By following this practice, these companies, particularly those with larger numbers of custodians,  have a higher risk of incomplete collection, inadvertent deletion/spoliation, and metadata corruption. What’s more, it’s difficult for legal to supervise  the collection process,  leading to inadequate defensibility of the litigation hold and eDiscovery process.

In a 2008 Kahn Consulting survey on employee understanding of eDiscovery responsibilities, only 22% of respondents said they had a good understanding of their responsibilities for retaining ESI for discovery. Only 16% said they had a good understanding of their responsibilities when responding to a litigation hold. These statistics, while a few years old, blatantly highlight the risk of custodial self discovery and preservation in place.

Still not convinced? The courts are now holding litigants to a higher standard. In a recent case, Roffe v. Eagle Rock Energy GP, et al., C.A. No. 5258-VCL (Del. Ch. Apr. 8, 2010), the Judge expressed surprise overt the custodial self discovery practice used by one attorney:

The Judge asked:

Am I correct that you have been relying on what they [the defendants] self-selected to put in their transaction files in terms of what you obtained and produced?

The defense attorney answered:

That’s correct, your Honor.

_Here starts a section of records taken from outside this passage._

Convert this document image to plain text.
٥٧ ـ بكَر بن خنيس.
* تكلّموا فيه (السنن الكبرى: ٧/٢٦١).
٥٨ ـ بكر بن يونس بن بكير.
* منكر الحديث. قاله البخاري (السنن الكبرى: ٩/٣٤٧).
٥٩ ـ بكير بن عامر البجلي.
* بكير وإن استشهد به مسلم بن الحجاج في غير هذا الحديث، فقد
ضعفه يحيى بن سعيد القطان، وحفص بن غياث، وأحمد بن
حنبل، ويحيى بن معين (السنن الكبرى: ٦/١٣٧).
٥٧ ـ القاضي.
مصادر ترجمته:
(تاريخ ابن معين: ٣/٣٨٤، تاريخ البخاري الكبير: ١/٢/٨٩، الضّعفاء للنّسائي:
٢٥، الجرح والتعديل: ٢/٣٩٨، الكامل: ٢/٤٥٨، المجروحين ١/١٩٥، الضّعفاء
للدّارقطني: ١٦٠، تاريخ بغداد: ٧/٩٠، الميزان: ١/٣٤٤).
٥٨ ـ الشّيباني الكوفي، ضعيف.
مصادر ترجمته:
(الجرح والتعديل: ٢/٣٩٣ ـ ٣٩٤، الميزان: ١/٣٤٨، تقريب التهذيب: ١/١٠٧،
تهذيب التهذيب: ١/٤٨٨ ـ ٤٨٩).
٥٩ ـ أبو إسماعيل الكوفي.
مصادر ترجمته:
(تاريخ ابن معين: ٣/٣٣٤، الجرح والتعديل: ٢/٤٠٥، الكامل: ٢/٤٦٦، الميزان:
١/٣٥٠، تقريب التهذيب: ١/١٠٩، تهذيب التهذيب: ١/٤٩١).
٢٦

I was told that they uniformly would put all of their Eagle Rock e-mails into that folder. I have not checked, and I don’t know whether that is true or whether that is accurate. I believe they are telling the truth, but I don’t know if that is accurate.

The Judge immediately responded:

Then here is my ruling. This is not satisfactory. From what you have described to me, you are not doing what you should be doing. First of all, you do not rely on a defendant to search their own e-mail system. Okay? There needs to be a lawyer who goes and makes sure the collection is done properly. So both as to the two directors who already have produced — we don’t rely on people who are defendants to decide what documents are responsive, at least not in this Court. And you certainly need to put somebody on a plane to go out and see Mr. Smith.

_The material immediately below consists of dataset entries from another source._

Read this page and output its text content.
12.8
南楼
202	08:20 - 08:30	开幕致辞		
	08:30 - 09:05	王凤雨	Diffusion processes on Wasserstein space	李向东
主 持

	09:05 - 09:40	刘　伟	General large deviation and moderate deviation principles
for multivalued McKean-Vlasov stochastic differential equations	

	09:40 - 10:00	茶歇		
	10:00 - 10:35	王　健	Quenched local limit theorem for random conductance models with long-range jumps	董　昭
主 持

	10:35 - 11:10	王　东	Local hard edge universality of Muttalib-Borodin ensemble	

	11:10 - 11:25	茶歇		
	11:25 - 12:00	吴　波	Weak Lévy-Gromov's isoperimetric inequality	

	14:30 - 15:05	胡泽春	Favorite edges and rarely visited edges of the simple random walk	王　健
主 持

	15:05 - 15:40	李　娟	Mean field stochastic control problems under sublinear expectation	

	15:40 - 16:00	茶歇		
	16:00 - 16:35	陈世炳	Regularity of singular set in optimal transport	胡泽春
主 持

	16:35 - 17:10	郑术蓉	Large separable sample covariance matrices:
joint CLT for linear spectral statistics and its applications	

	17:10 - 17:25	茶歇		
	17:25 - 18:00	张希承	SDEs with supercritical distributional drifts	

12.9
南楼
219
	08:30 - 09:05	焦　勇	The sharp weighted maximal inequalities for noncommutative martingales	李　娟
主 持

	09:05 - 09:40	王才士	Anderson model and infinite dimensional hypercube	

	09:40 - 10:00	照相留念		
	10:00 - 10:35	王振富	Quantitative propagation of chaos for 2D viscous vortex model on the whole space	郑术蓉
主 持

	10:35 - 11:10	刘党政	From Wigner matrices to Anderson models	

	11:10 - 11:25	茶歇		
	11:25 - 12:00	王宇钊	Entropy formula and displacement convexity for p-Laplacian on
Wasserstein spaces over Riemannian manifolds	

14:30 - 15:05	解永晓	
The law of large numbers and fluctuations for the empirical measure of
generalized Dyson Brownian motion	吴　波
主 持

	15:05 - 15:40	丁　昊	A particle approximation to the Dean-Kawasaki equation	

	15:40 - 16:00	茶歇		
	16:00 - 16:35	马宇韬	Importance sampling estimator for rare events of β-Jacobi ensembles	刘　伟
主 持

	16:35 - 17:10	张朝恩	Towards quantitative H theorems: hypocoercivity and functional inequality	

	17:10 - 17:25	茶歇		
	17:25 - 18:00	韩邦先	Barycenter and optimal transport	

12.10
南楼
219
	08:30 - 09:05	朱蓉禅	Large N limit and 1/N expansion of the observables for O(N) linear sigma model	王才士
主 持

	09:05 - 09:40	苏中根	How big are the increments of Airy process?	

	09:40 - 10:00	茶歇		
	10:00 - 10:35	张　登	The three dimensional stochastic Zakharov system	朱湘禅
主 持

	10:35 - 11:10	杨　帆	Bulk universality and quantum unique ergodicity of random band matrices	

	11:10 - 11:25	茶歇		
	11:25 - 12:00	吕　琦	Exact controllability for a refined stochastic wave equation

In this exchange, the Judge clearly states: We don’t rely on people who are defendants to decide what documents are responsive. Custodial self-discovery is like the fox guarding the chicken coop.

Relying on litigants to find, protect and eventually turn over potentially responsive ESI can be problematic. Most of them will attempt to do what’s right to the best of their understanding. But as we’ve seen from the 7th Annual Litigation Trends Survey, fewer  than1 in 4 (23%) have a good understanding. Those few that could have something to hide may find ways to do a sub-par job in the discovery process. If I am the opposing counsel, I  want to know if self discovery was relied on.

So what is a defensible answer for the risks posed by custodial self discovery and preservation in place? Well in my opinion—and I’m about to sound like a corporate schill–you need an ESI archive, which captures the majority of potentially responsive ESI from the in-house infrastructure along with a solution for the remote collection of custodian ESI from their locally controlled equipment.

First, a central ESI archive that captures, indexes, stores, protects, manages and disposes of ESI allows for central discovery of ESI for silos like email systems, share drives and SharePoint systems.

So what can be done for the discovery of locally controlled custodian locations?

Some organizations centrally backup custodian workstations on a regular basis. But relying on restoring backups and searching for responsive ESI has never been considered a good idea. It’s also expensive.

What if you could schedule forensically sound backups of all custodian workstations and use those backups of custodians’ workstations to discover against, even when those custodians are traveling and not synced to the organization’s infrastructure?

A consolidated metadata repository provides enterprises with an accessible catalog of the types of data and content stored on PCs. Using flexible metadata selections, administrators can quickly identify information that is relevant to litigation or compliance matters and, if necessary, retrieve that relevant data from the solution for further review.